How to Introduce a Cat

How to Introduce a Cat.

The Holidays are around the corner. Perhaps your youngster has been begging, “Mom can’t I have a kitten for Christmas?”.

You are wearing thin. If you already have one cat, is it that simple to add another kitten to your already hectic lives? Well yes and no.

How to Introduce a New Cat

Often we get questions regarding how to handle the predicament of

adding another feline (or canine) to the household. You must understand

that the cat who currently reigns feels very threatened by newcomers.

A cat who has her favorite chair, window ledge and scheduled pathway

to roam about the house is not likely to welcome a frisky stranger.

Mistakes are easily made.

What you should not do : Don”t immediately introduce these pets together by rubbing their noses

together or closing them together in a room. By all means do not scold

either pet for not meeting your expectations. This is a stressful event for them.

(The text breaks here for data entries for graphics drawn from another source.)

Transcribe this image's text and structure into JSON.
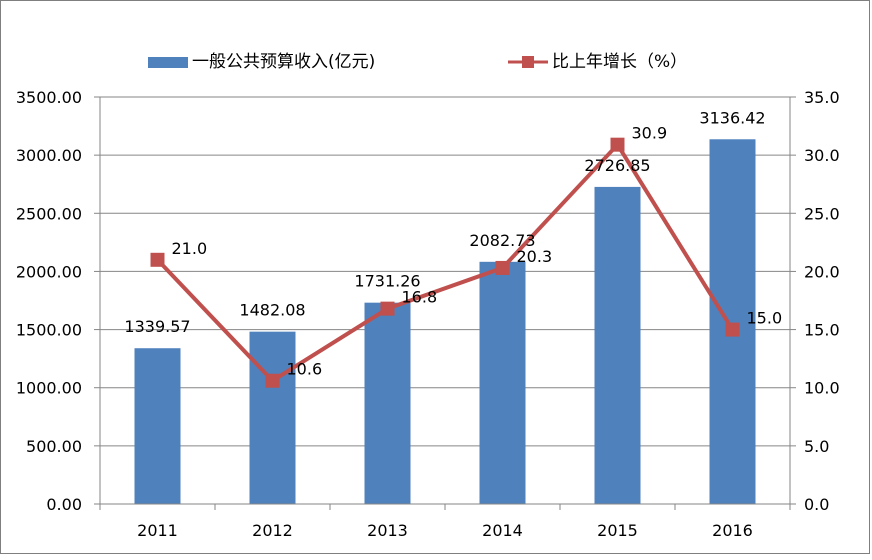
{
  "chart_data": {
    "type": "bar",
    "categories": [
      "2011",
      "2012",
      "2013",
      "2014",
      "2015",
      "2016"
    ],
    "series": [
      {
        "name": "一般公共预算收入(亿元)",
        "type": "bar",
        "axis": "left",
        "color": "#4F81BD",
        "values": [
          1339.57,
          1482.08,
          1731.26,
          2082.73,
          2726.85,
          3136.42
        ],
        "labels": [
          "1339.57",
          "1482.08",
          "1731.26",
          "2082.73",
          "2726.85",
          "3136.42"
        ]
      },
      {
        "name": "比上年增长（%）",
        "type": "line",
        "axis": "right",
        "color": "#C0504D",
        "values": [
          21.0,
          10.6,
          16.8,
          20.3,
          30.9,
          15.0
        ],
        "labels": [
          "21.0",
          "10.6",
          "16.8",
          "20.3",
          "30.9",
          "15.0"
        ]
      }
    ],
    "y_left": {
      "ylim": [
        0,
        3500
      ],
      "ticks": [
        "0.00",
        "500.00",
        "1000.00",
        "1500.00",
        "2000.00",
        "2500.00",
        "3000.00",
        "3500.00"
      ]
    },
    "y_right": {
      "ylim": [
        0,
        35
      ],
      "ticks": [
        "0.0",
        "5.0",
        "10.0",
        "15.0",
        "20.0",
        "25.0",
        "30.0",
        "35.0"
      ]
    },
    "grid": true,
    "legend": "top"
  }
}
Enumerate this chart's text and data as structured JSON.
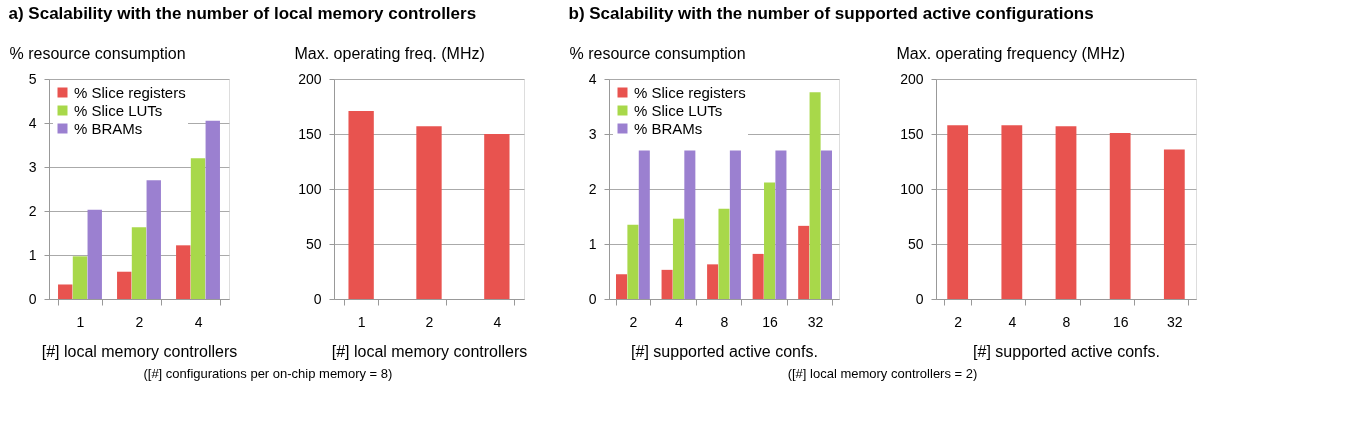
{
  "chart_data": [
    {
      "type": "bar",
      "title": "a) Scalability with the number of local memory controllers",
      "ylabel": "% resource consumption",
      "xlabel": "[#] local memory controllers",
      "categories": [
        "1",
        "2",
        "4"
      ],
      "series": [
        {
          "name": "% Slice registers",
          "color": "#e8534f",
          "values": [
            0.33,
            0.62,
            1.22
          ]
        },
        {
          "name": "% Slice LUTs",
          "color": "#a8d84a",
          "values": [
            0.97,
            1.63,
            3.2
          ]
        },
        {
          "name": "% BRAMs",
          "color": "#9b80d0",
          "values": [
            2.03,
            2.7,
            4.05
          ]
        }
      ],
      "ylim": [
        0,
        5
      ],
      "yticks": [
        0,
        1,
        2,
        3,
        4,
        5
      ],
      "grid": "y",
      "legend": "top left",
      "annotations": [
        "([#] configurations per on-chip memory = 8)"
      ]
    },
    {
      "type": "bar",
      "ylabel": "Max. operating freq. (MHz)",
      "xlabel": "[#] local memory controllers",
      "categories": [
        "1",
        "2",
        "4"
      ],
      "series": [
        {
          "color": "#e8534f",
          "values": [
            171,
            157,
            150
          ]
        }
      ],
      "ylim": [
        0,
        200
      ],
      "yticks": [
        0,
        50,
        100,
        150,
        200
      ],
      "grid": "y"
    },
    {
      "type": "bar",
      "title": "b) Scalability with the number of supported active configurations",
      "ylabel": "% resource consumption",
      "xlabel": "[#] supported active confs.",
      "categories": [
        "2",
        "4",
        "8",
        "16",
        "32"
      ],
      "series": [
        {
          "name": "% Slice registers",
          "color": "#e8534f",
          "values": [
            0.45,
            0.53,
            0.63,
            0.82,
            1.33
          ]
        },
        {
          "name": "% Slice LUTs",
          "color": "#a8d84a",
          "values": [
            1.35,
            1.46,
            1.64,
            2.12,
            3.76
          ]
        },
        {
          "name": "% BRAMs",
          "color": "#9b80d0",
          "values": [
            2.7,
            2.7,
            2.7,
            2.7,
            2.7
          ]
        }
      ],
      "ylim": [
        0,
        4
      ],
      "yticks": [
        0,
        1,
        2,
        3,
        4
      ],
      "grid": "y",
      "legend": "top left",
      "annotations": [
        "([#] local memory controllers = 2)"
      ]
    },
    {
      "type": "bar",
      "ylabel": "Max. operating frequency (MHz)",
      "xlabel": "[#] supported active confs.",
      "categories": [
        "2",
        "4",
        "8",
        "16",
        "32"
      ],
      "series": [
        {
          "color": "#e8534f",
          "values": [
            158,
            158,
            157,
            151,
            136
          ]
        }
      ],
      "ylim": [
        0,
        200
      ],
      "yticks": [
        0,
        50,
        100,
        150,
        200
      ],
      "grid": "y"
    }
  ]
}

What you should do: Create a safe place for the new cat or kitten. A good option is a

back bedroom. In this room, arrange all the comforts of home: food,

water, litter pan and toys. For the first two weeks, play with your

new kitten in this room only.

In the meantime, the resident feline will know something is up. The

smell of the new kitten will be on your clothes and sounds of the

new kitten will be heard. The two felines can smell and investigate

each other under the door without scratching or biting. In the next two weeks you may allow the

new kitty out for short stretches

of time. You have to monitor these time periods. It is easy to imagine

how a cat fight could be dangerous and traumatic. This takes time,

but keep in mind you are in control of the adjustment period. In the fourth week you may allow

more extended periods of freedomfor the new kitten, but keep monitoring. Try to show equal

one on one time for each pet. It can be difficult to be impartial. If however,

one pet is more upset than the other it is acceptable to show more

affection.

Beginning week four you can start to feed both cats in the same feeding

area. Feed the cats at regular times so that they have a good appetite

and are more concerned about their food than the other cat. You are

trying to create an association in each cats mind: Every time I see

that other cat I get rewarded with food. Nothing bad happens!”

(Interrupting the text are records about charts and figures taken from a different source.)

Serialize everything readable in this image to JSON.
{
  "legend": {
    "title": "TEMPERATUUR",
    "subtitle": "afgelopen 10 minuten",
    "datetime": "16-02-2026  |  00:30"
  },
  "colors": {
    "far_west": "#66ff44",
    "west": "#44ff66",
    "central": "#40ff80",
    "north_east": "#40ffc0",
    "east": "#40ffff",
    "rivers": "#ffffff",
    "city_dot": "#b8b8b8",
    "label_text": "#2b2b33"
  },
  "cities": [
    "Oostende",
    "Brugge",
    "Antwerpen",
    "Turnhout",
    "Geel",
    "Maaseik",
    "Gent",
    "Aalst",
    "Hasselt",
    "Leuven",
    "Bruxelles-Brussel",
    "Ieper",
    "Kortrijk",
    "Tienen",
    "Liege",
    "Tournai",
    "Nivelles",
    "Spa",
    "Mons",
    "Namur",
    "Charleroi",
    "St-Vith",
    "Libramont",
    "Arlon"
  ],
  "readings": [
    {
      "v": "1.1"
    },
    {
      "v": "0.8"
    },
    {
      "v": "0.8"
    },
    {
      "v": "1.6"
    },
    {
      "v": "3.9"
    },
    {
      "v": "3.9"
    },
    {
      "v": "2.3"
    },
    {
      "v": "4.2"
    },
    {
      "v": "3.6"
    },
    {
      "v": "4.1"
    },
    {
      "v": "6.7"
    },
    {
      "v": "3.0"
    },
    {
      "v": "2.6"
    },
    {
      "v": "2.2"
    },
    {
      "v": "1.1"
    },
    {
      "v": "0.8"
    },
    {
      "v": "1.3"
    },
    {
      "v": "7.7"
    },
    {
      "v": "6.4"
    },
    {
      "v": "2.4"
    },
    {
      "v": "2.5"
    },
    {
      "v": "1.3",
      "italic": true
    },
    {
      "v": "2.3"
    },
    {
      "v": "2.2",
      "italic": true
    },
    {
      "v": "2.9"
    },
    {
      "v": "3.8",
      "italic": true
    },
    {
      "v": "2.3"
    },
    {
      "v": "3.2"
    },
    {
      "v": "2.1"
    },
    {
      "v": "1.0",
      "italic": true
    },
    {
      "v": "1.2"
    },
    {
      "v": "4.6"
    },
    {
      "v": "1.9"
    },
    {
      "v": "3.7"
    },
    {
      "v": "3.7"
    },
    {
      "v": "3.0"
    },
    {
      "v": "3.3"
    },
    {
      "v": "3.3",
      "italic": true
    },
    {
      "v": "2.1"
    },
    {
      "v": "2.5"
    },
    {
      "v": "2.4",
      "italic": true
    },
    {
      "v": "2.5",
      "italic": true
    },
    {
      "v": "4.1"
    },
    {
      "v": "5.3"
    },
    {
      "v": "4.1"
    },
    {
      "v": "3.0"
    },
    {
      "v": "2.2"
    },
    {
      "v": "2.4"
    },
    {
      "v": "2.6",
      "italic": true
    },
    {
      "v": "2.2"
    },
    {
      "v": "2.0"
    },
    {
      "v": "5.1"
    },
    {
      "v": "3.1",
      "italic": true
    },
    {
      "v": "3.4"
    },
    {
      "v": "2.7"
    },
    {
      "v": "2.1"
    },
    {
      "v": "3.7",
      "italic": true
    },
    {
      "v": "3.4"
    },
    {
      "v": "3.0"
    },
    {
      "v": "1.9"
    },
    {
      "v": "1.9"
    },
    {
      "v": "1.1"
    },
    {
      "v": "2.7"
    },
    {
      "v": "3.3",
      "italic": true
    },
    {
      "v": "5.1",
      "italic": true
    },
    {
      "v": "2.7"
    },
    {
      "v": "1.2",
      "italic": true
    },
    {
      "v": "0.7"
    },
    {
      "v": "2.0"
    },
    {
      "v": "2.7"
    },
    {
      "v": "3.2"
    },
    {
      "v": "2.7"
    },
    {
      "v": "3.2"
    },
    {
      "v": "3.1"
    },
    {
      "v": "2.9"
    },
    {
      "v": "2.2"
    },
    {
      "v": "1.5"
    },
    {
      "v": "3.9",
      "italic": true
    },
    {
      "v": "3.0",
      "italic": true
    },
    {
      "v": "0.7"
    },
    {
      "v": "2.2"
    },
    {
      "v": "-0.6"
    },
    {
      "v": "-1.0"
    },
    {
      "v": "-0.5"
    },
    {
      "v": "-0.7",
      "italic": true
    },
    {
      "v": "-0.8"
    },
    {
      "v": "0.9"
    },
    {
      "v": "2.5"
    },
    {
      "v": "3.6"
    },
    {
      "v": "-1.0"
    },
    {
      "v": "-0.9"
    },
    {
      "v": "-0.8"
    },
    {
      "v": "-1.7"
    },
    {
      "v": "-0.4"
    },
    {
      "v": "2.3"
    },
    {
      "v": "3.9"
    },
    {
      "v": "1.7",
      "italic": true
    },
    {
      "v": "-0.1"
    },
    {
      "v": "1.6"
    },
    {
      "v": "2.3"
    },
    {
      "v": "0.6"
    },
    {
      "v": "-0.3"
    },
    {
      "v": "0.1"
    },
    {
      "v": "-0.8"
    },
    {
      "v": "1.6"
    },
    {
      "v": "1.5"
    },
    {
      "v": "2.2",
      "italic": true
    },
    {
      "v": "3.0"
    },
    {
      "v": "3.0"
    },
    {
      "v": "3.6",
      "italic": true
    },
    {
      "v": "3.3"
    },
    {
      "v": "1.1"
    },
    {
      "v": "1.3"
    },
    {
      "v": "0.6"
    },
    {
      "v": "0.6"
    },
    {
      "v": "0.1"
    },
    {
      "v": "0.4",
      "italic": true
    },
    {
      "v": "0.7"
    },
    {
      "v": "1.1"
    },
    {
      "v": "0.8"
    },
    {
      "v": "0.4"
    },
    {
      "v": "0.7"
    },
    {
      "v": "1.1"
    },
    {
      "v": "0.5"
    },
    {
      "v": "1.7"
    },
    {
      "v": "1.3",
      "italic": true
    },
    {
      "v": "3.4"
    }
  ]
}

The food bowls should be as far apart as possible. Gradually move

the bowls closer together over a period of several days. Now you are

testing the waters. Go slowly. If any hissing or upset occurs you

will have to retrace your steps and put the bowls further apart again.

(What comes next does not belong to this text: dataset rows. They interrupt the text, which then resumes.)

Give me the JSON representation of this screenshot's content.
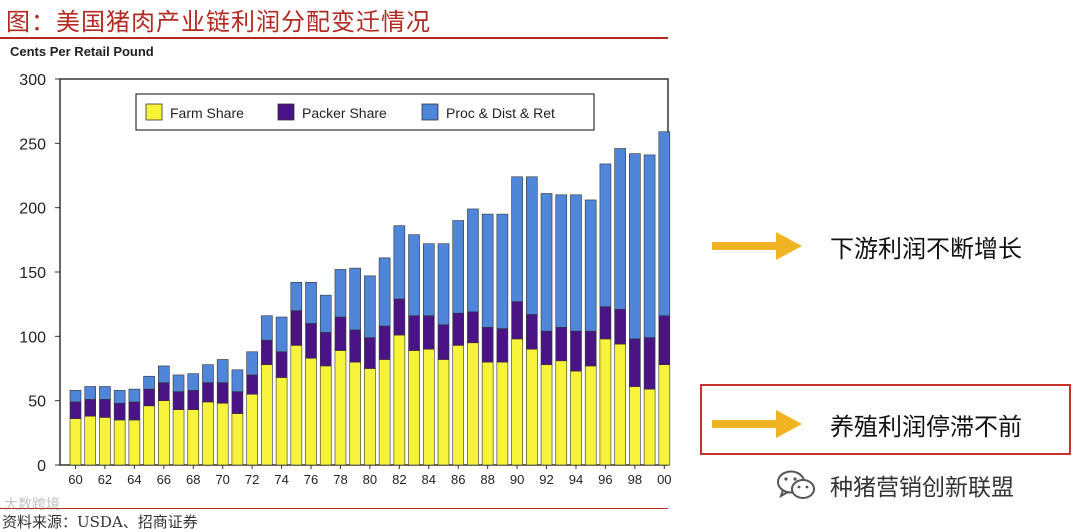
{
  "figure": {
    "title": "图：美国猪肉产业链利润分配变迁情况",
    "unit_label": "Cents Per Retail Pound",
    "source": "资料来源：USDA、招商证券"
  },
  "annotations": {
    "downstream": "下游利润不断增长",
    "farming": "养殖利润停滞不前",
    "arrow_color": "#f0b423",
    "box_color": "#c8322c"
  },
  "watermarks": {
    "left": "大数跨境",
    "right": "种猪营销创新联盟",
    "right_icon": "wechat-icon"
  },
  "colors": {
    "farm": "#f7f23a",
    "packer": "#4a1486",
    "proc": "#4f86d9",
    "plot_border": "#333333"
  },
  "chart_data": {
    "type": "bar",
    "stacked": true,
    "title": "",
    "xlabel": "",
    "ylabel": "Cents Per Retail Pound",
    "ylim": [
      0,
      300
    ],
    "yticks": [
      0,
      50,
      100,
      150,
      200,
      250,
      300
    ],
    "grid": false,
    "legend_position": "top-center",
    "tick_labels": [
      "60",
      "62",
      "64",
      "66",
      "68",
      "70",
      "72",
      "74",
      "76",
      "78",
      "80",
      "82",
      "84",
      "86",
      "88",
      "90",
      "92",
      "94",
      "96",
      "98",
      "00"
    ],
    "categories": [
      "1960",
      "1961",
      "1962",
      "1963",
      "1964",
      "1965",
      "1966",
      "1967",
      "1968",
      "1969",
      "1970",
      "1971",
      "1972",
      "1973",
      "1974",
      "1975",
      "1976",
      "1977",
      "1978",
      "1979",
      "1980",
      "1981",
      "1982",
      "1983",
      "1984",
      "1985",
      "1986",
      "1987",
      "1988",
      "1989",
      "1990",
      "1991",
      "1992",
      "1993",
      "1994",
      "1995",
      "1996",
      "1997",
      "1998",
      "1999",
      "2000"
    ],
    "series": [
      {
        "name": "Farm Share",
        "values": [
          36,
          38,
          37,
          35,
          35,
          46,
          50,
          43,
          43,
          49,
          48,
          40,
          55,
          78,
          68,
          93,
          83,
          77,
          89,
          80,
          75,
          82,
          101,
          89,
          90,
          82,
          93,
          95,
          80,
          80,
          98,
          90,
          78,
          81,
          73,
          77,
          98,
          94,
          61,
          59,
          78
        ]
      },
      {
        "name": "Packer Share",
        "values": [
          13,
          13,
          14,
          13,
          14,
          13,
          14,
          14,
          15,
          15,
          16,
          17,
          15,
          19,
          20,
          27,
          27,
          26,
          26,
          25,
          24,
          26,
          28,
          27,
          26,
          27,
          25,
          24,
          27,
          26,
          29,
          27,
          26,
          26,
          31,
          27,
          25,
          27,
          37,
          40,
          38
        ]
      },
      {
        "name": "Proc & Dist & Ret",
        "values": [
          9,
          10,
          10,
          10,
          10,
          10,
          13,
          13,
          13,
          14,
          18,
          17,
          18,
          19,
          27,
          22,
          32,
          29,
          37,
          48,
          48,
          53,
          57,
          63,
          56,
          63,
          72,
          80,
          88,
          89,
          97,
          107,
          107,
          103,
          106,
          102,
          111,
          125,
          144,
          142,
          143
        ]
      }
    ]
  }
}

Also, find some special toys that both cats like. They will have these

toys only when they are together in the same room. A couple of strings

are great. Drag a string for each cat so they are independently playing

and again you are creating an association: Every time the other cat

is playing I get my special toy and special attention!”

Most cats will be over the hurdles in eight to 10 weeks. If they are

not pals after three months, they never will be. It may be that your

cats only tolerate each other, but you may have rushed the process.

Try backing up a few steps and going slower this time.

Young kittens are usually easier to mix. Their adjustment period may

only be a week. A dog entering into a cat household is somewhat similar.

Dogs and pups tend to be rambunctious. Most resident cats will hide

in the back room and the roles are reversed. This is OK.

A new kitten for the family is a wonderful experience . Make sure the

guidelines are understood by the household before the pet arrives,

and make the introduction a joy for all!